There are multiple ways to compute the “average” value of an array of numbers. One of such ways is the geometric mean. For a sample $$x = \{ x_1, x_2, \ldots, x_n \}$$, the geometric means is defined as follows:

$\operatorname{GM}(x) = \sqrt[n]{x_1 x_2 \ldots x_n}$

This approach is widely recommended for some specific tasks. Let’s say we want to compare the performance of two machines $$M_x$$ and $$M_y$$. In order to do this, we design a set of benchmarks $$b = \{b_1, b_2, \ldots, b_n \}$$ and obtain two sets of measurements $$x = \{ x_1, x_2, \ldots, x_n \}$$ and $$y = \{ y_1, y_2, \ldots, y_n \}$$. Once we have these two samples, we may have a desire to express the difference between two machines as a single number and get a conclusion like “Machine $$M_y$$ works two times faster than $$M_x$$.” I think that this approach is flawed because such a difference couldn’t be expressed as a single number: the result heavily depends on the workloads that we analyze. For example, imagine that $$M_x$$ is a machine with HDD and fast CPU, $$M_y$$ is a machine with SSD and slow CPU. In this case, $$M_x$$ could be faster on CPU-bound workloads while $$M_y$$ could be faster on disk-bound workloads. I really like this summary from “Notes on Calculating Computer Performance” by Bruce Jacob and Trevor Mudge (in the same paper, the authors criticize the approach with the geometric mean):

Performance is therefore not a single number, but really a collection of implications. It is nothing more or less than the measure of how much time we save running our tests on the machines in question. If someone else has similar needs to ours, our performance numbers will be useful to them. However, two people with different sets of criteria will likely walk away with two completely different performance numbers for the same machine.

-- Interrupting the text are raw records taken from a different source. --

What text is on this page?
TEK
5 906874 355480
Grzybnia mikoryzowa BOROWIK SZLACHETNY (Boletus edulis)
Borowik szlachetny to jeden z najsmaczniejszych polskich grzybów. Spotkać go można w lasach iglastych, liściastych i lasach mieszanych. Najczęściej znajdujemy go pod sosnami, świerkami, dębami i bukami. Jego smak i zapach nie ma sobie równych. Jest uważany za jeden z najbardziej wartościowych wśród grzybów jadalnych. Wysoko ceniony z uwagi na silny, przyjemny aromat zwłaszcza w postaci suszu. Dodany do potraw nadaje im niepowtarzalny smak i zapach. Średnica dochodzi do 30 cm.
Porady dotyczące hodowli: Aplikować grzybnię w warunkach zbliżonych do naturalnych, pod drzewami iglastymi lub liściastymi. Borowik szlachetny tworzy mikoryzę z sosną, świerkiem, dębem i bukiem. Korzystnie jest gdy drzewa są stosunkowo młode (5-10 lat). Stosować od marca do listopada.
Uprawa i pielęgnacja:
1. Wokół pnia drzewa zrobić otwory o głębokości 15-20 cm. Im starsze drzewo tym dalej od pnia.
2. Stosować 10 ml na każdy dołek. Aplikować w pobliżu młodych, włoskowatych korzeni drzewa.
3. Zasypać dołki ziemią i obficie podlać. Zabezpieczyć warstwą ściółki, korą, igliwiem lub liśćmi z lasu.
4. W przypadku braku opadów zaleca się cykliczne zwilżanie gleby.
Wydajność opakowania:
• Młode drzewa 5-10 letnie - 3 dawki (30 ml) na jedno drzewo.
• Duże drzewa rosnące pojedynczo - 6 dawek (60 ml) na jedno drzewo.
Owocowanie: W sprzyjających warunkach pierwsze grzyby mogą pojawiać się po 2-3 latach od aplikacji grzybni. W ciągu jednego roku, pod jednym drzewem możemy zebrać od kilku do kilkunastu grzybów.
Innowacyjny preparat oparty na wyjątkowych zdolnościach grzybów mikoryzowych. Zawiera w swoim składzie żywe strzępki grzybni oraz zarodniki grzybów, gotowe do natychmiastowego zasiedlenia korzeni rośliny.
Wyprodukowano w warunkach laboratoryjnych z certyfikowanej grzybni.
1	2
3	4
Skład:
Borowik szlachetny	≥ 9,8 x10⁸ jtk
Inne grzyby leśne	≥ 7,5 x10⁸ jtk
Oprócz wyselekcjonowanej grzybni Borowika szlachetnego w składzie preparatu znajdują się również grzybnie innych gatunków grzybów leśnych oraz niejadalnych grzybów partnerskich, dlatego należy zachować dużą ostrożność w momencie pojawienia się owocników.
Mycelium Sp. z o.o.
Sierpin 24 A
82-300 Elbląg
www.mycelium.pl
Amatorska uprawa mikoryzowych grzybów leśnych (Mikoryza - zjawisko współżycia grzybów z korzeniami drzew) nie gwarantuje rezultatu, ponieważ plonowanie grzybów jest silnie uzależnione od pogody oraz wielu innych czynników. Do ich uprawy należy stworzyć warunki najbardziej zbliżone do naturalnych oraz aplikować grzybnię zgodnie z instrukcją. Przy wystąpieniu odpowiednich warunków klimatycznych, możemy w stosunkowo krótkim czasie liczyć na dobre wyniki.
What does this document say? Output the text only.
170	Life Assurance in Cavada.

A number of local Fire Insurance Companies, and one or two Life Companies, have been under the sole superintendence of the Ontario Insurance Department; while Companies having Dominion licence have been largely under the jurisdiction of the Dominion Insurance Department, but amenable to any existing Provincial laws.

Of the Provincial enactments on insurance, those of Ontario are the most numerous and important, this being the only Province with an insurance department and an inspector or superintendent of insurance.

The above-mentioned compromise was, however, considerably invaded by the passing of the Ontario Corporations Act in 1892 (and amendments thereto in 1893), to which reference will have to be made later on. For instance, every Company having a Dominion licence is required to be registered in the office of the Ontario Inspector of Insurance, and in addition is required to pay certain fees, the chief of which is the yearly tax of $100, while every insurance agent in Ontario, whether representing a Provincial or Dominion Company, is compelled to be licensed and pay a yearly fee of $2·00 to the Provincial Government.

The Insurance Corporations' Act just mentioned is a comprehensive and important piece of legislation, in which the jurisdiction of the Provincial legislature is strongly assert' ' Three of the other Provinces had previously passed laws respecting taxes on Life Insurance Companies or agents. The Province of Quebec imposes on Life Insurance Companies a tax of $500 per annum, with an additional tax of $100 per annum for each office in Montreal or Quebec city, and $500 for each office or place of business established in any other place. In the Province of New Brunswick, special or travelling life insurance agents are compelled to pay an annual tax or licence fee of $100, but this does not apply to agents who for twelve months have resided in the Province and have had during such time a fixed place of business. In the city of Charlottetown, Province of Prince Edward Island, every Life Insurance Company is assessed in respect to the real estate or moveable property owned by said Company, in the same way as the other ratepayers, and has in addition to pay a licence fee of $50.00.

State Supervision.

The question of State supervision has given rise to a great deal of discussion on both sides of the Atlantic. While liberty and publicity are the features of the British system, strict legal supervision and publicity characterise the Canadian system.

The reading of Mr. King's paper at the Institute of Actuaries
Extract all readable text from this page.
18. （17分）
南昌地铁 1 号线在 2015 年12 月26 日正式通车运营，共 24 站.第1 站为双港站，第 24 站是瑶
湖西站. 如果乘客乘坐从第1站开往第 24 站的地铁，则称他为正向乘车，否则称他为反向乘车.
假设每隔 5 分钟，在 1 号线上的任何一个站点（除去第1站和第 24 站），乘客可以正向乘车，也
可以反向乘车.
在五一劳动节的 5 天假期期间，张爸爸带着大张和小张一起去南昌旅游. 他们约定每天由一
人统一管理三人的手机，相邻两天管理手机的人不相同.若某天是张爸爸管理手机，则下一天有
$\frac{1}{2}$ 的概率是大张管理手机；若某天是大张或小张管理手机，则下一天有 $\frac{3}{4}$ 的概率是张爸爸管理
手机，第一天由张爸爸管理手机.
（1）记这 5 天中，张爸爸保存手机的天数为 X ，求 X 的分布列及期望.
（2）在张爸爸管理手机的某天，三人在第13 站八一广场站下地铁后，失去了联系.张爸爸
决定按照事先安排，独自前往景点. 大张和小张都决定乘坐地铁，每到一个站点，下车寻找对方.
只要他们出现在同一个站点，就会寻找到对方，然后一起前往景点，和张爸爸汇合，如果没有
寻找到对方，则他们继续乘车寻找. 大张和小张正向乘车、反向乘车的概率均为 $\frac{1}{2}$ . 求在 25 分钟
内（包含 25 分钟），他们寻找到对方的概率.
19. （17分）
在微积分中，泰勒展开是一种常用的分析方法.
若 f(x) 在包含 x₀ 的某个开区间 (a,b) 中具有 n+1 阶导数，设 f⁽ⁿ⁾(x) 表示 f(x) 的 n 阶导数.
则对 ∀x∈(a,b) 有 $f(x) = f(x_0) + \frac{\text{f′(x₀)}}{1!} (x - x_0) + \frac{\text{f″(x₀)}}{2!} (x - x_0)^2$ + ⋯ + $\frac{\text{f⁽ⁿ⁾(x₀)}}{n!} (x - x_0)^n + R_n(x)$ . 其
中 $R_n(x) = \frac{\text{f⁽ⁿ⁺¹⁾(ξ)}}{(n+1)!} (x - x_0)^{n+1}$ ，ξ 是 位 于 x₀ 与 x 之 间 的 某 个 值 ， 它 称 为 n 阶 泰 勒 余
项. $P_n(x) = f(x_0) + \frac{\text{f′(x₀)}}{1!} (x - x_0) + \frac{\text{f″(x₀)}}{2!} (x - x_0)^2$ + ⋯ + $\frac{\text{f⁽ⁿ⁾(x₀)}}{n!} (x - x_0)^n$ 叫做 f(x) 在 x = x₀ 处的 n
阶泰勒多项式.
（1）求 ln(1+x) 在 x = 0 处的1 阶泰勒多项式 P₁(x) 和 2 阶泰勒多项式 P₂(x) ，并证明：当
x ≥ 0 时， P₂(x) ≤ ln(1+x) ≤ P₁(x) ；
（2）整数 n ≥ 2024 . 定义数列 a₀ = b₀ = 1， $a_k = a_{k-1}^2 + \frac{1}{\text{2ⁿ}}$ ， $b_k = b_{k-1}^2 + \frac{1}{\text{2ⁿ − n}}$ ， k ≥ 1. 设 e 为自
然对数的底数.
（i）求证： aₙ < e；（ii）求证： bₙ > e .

However, some other authors (e.g., “How not to lie with statistics: the correct way to summarize benchmark results”) actually recommend using the geometric mean to get such a number that describes the performance ratio of $$M_x$$ and $$M_y$$. I have to admit that the geometric mean could provide a reasonable result in some simple cases. Indeed, on normalized numbers, it works much better than the arithmetic mean (that provides meaningless result) because of its nice property: $$\operatorname{GM}(x_i/y_i) = \operatorname{GM}(x_i) / \operatorname{GM}(y_i)$$. However, it doesn’t work properly in the general case. Firstly, the desire to express the difference between two machines is vicious: the result heavily depends on the chosen workloads. Secondly, the performance of a single benchmark $$b_i$$ couldn’t be described as a single number $$x_i$$: we should consider the whole performance distributions. In order to describe the difference between two distributions, we could consider the shift and ration functions (that work much better than the shift and ratio distributions).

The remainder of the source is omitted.